Goodnight Raleigh - a look at the art, architecture, history, and people of the city at night

Olivia Raney Library, Raleigh, NC

Our Flashback Friday postcard this week features the Olivia Raney Library, once known as Raleigh’s “Taj Mahal.” The beautifully detailed Italian Renaissance building was erected in 1899, but sadly, this Hillsboro St. landmark is now long gone.

Olivia Raney Library. The splendid Raney Library building, on the corner of Hillsboro and Salisbury Streets (opposite the Confederate Monument), and its contents, were the free gift of one of Raleigh’s citizens, Mr. R.B. Raney. The building and a well selected library of 9,000 volumes cost $50,000.

The Olivia Raney Library opened in 1901, and was Raleigh’s first public library. Construction was funded by Richard Beverly Raney, proprietor of Raleigh’s famed Yarborough House hotel. Raney had erected a neoclassical mansion for his beautiful young wife, Olivia Cowper, on Hillsboro St. shortly after their marriage. Heartbroken by Olivia’s untimely death in 1896, Raney offered to the city the library as a memorial to his beloved spouse. It was built directly across the street from their home.

The yellow brick, red-tiled ‘Italian palazzo’ was designed by Nicholas Ittner of Atlanta. The three-story building featured street level retail space on Salisbury St. and an apartment for the resident librarian around the corner on Hillsboro. An elegant entrance led to the library itself on the second floor. An auditorium, or “music hall,” occupied the third. This large room was used for public gatherings, lectures, and often, as a dance hall.

As with most of the structures once encircling Raleigh’s Capitol Square, the Olivia Raney Library was demolished by the state of North Carolina in 1966 and replaced by an annex to the state revenue building.
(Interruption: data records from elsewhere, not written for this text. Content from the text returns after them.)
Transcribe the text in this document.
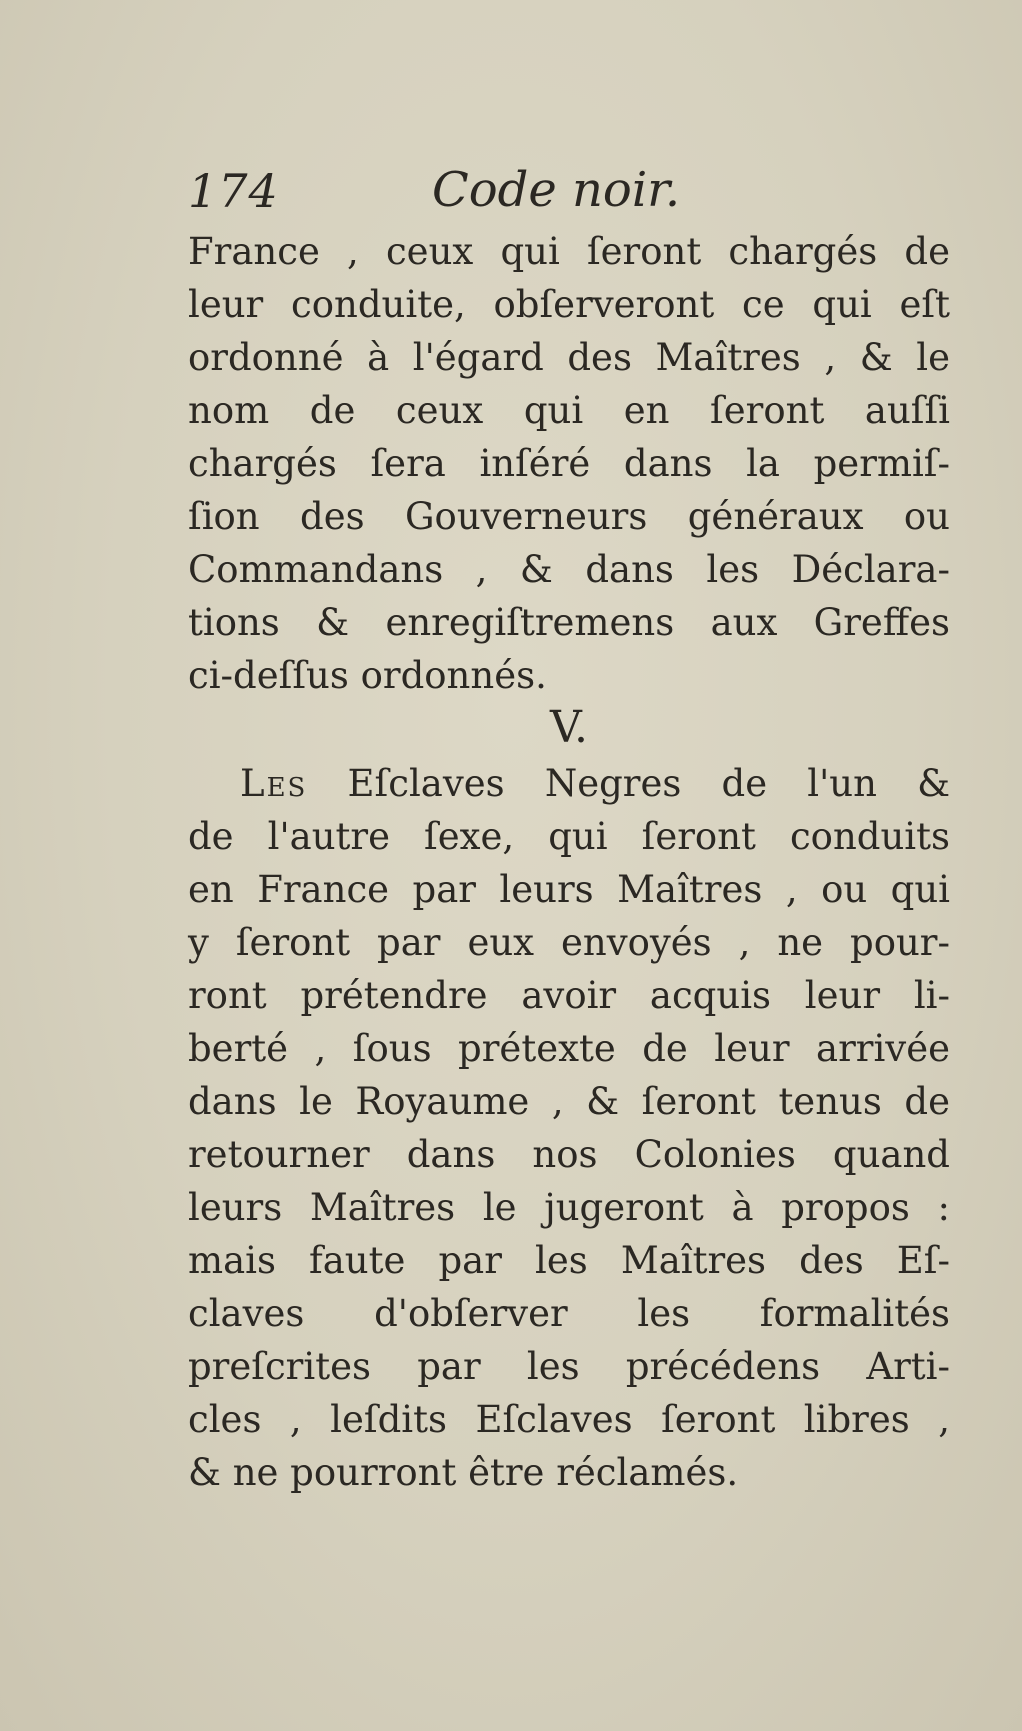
174	Code noir.
France , ceux qui ſeront chargés de
leur conduite, obſerveront ce qui eſt
ordonné à l'égard des Maîtres , & le
nom de ceux qui en ſeront auſſi
chargés ſera inſéré dans la permiſ-
ſion des Gouverneurs généraux ou
Commandans , & dans les Déclara-
tions & enregiſtremens aux Greffes
ci-deſſus ordonnés.
V.
Les Eſclaves Negres de l'un &
de l'autre ſexe, qui ſeront conduits
en France par leurs Maîtres , ou qui
y ſeront par eux envoyés , ne pour-
ront prétendre avoir acquis leur li-
berté , ſous prétexte de leur arrivée
dans le Royaume , & ſeront tenus de
retourner dans nos Colonies quand
leurs Maîtres le jugeront à propos :
mais faute par les Maîtres des Eſ-
claves d'obſerver les formalités
preſcrites par les précédens Arti-
cles , leſdits Eſclaves ſeront libres ,
& ne pourront être réclamés.
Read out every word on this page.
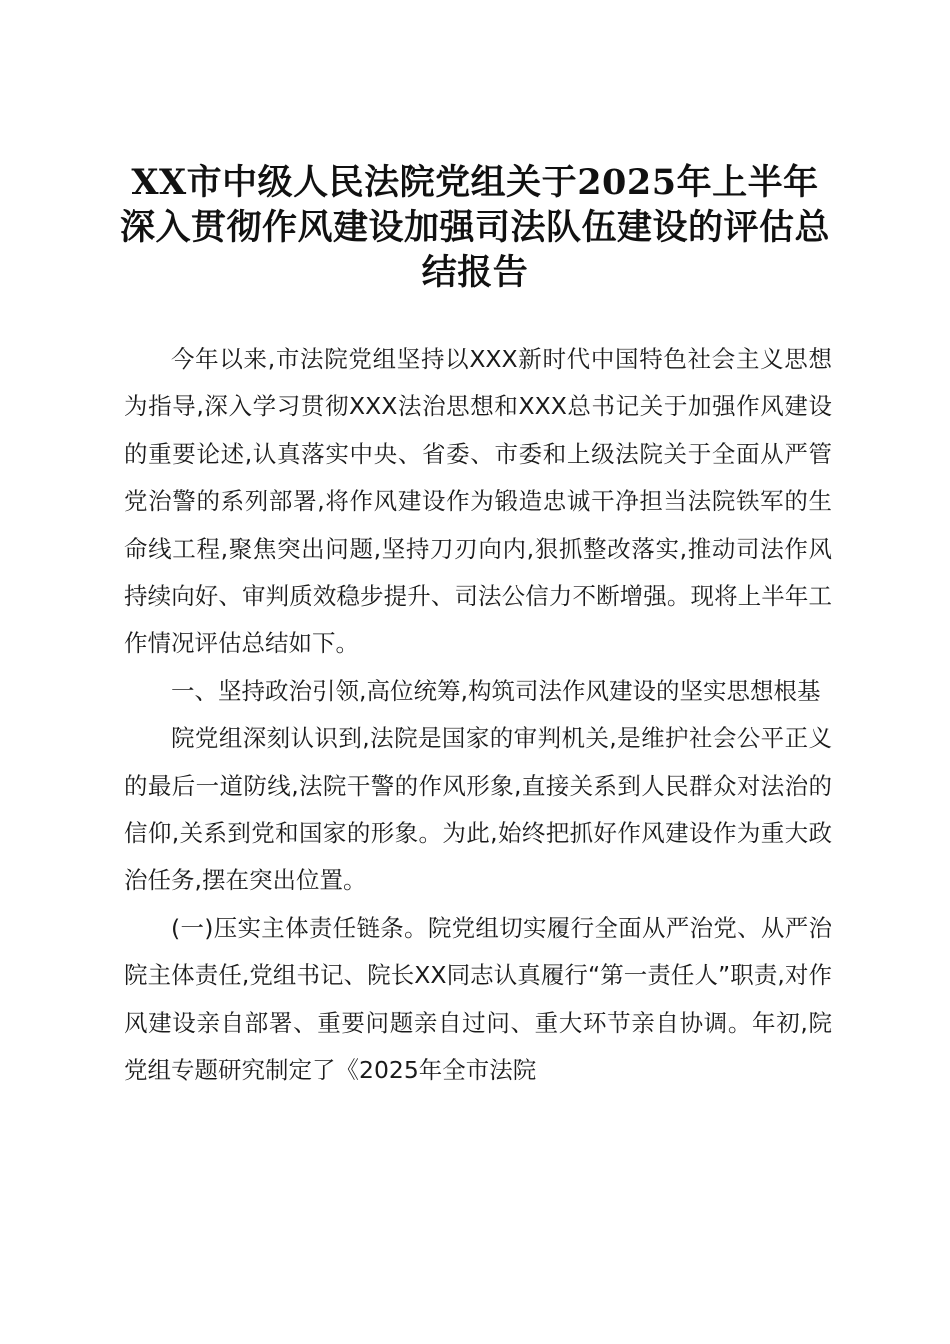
XX市中级人民法院党组关于2025年上半年深入贯彻作风建设加强司法队伍建设的评估总结报告

今年以来,市法院党组坚持以XXX新时代中国特色社会主义思想为指导,深入学习贯彻XXX法治思想和XXX总书记关于加强作风建设的重要论述,认真落实中央、省委、市委和上级法院关于全面从严管党治警的系列部署,将作风建设作为锻造忠诚干净担当法院铁军的生命线工程,聚焦突出问题,坚持刀刃向内,狠抓整改落实,推动司法作风持续向好、审判质效稳步提升、司法公信力不断增强。现将上半年工作情况评估总结如下。

一、坚持政治引领,高位统筹,构筑司法作风建设的坚实思想根基

院党组深刻认识到,法院是国家的审判机关,是维护社会公平正义的最后一道防线,法院干警的作风形象,直接关系到人民群众对法治的信仰,关系到党和国家的形象。为此,始终把抓好作风建设作为重大政治任务,摆在突出位置。

(一)压实主体责任链条。院党组切实履行全面从严治党、从严治院主体责任,党组书记、院长XX同志认真履行“第一责任人”职责,对作风建设亲自部署、重要问题亲自过问、重大环节亲自协调。年初,院党组专题研究制定了《2025年全市法院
A state parking lot now occupies the site of the Raney mansion.

Incredibly, I recently discovered this photo in the the state archives which shows the Olivia Raney Library as it appeared soon after it was built. This photo is obviously the basis for the tinted halftone image seen in the postcard — down to the hitching post, newly planted trees, and even the trashcan sitting on the curb!
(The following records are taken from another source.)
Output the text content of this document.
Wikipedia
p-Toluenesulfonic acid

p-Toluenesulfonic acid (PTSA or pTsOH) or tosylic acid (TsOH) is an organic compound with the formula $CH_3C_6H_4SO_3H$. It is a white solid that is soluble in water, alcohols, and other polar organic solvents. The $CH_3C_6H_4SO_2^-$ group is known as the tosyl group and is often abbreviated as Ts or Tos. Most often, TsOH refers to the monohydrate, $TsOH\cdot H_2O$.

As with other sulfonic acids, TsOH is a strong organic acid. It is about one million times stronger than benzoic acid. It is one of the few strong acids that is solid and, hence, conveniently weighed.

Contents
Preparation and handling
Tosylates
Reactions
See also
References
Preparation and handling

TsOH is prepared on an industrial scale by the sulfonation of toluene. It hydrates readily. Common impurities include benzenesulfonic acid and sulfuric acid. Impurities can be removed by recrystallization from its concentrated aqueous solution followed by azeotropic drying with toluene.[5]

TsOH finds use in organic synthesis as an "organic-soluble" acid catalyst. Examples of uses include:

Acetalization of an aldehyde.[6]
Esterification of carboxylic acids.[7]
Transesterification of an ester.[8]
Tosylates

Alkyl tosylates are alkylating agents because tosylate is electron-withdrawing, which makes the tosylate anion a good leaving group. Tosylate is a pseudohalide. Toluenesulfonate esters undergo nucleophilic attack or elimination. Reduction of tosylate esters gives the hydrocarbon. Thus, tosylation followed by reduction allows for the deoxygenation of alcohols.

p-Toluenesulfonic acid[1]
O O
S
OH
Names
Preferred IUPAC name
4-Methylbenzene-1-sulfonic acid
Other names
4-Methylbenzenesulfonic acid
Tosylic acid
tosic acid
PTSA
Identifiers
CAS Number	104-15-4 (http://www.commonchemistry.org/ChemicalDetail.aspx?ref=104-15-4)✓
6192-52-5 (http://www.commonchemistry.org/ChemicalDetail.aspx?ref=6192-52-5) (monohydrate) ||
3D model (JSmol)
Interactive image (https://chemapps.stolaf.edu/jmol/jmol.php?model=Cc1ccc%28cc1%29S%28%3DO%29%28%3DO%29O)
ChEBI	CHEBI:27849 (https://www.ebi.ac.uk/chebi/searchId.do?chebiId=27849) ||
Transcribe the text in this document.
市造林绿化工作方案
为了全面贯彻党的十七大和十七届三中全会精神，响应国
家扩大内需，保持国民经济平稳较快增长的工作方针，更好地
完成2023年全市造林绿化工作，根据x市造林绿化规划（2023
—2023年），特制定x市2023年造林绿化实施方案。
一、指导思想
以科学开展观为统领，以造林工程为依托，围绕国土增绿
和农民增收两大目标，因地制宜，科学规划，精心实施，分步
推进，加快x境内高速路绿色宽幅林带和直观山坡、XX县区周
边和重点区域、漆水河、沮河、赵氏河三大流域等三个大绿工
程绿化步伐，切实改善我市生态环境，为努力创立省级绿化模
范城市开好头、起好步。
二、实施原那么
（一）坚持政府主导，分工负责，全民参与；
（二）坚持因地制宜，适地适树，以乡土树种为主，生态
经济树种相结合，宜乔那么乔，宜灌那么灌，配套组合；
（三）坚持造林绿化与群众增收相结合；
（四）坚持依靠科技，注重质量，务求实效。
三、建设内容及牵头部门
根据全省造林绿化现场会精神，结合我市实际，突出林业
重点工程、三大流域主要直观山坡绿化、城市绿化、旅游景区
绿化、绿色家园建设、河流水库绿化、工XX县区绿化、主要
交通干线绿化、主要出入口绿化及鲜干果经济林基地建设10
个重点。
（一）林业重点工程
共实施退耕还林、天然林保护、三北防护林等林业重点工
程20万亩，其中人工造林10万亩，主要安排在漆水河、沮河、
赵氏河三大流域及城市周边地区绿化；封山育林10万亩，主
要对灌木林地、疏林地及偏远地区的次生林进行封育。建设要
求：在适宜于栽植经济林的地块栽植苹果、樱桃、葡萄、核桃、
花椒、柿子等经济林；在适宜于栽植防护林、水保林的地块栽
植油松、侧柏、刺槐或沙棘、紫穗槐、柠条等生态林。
Another archival photo I found shows the library, the Confederate Monument, and the Raney mansion on the right.

Happily, although the original building is long lost, Raleigh’s historic first library lives on as a facility of the Wake County Public Library System as the Olivia Raney Local History Library.

Archival photos courtesy NC State Archives

Our Flashback Friday postcard this week was published by the renowned Raphael Tuck & Sons, of London and New York.

Raphael Tuck & Sons   1866-1960’s
London, England and 122 Fifth Ave, New York, NY

Tuck & Sons was founded in 1866 by Raphael Tuck. Tuck’s three sons joined the firm in 1871, and they began publishing their first Christmas cards. When Raphael retired in 1881, the company opened offices in New York in 1882 and Paris in 1885 to facilitate orders and distribution. By 1894, a year after they were appointed official printers to Queen Victoria, they printed their first Souvenir Card.

Postal regulations were changed after much lobbying by Tuck and others, providing better opportunities to enter the postcard market. Tuck immediately began the printing of postcards in chromolithography. By 1899, Tuck became the first publisher to print postcards in a larger size that we now call standard. While most of Tuck’s cards were printed in Prussia, Saxony, and Holland until the First World War, the images usually came from artists local to the subject at hand working through their international branches.

In 1904 Tuck began producing a postcard series specifically for the American market, all printed in Holland. The Raphotype view-cards, printed in tinted halftone are consecutively numbered 5000-6100. Some of these were issued in monotone. In the early 1960s the firm was purchased by Purnell & Sons.

“Flashback Friday” is a weekly feature of , Goodnight Raleigh! in which we showcase vintage postcards depicting our historic capital city. We hope you enjoy this week end treat!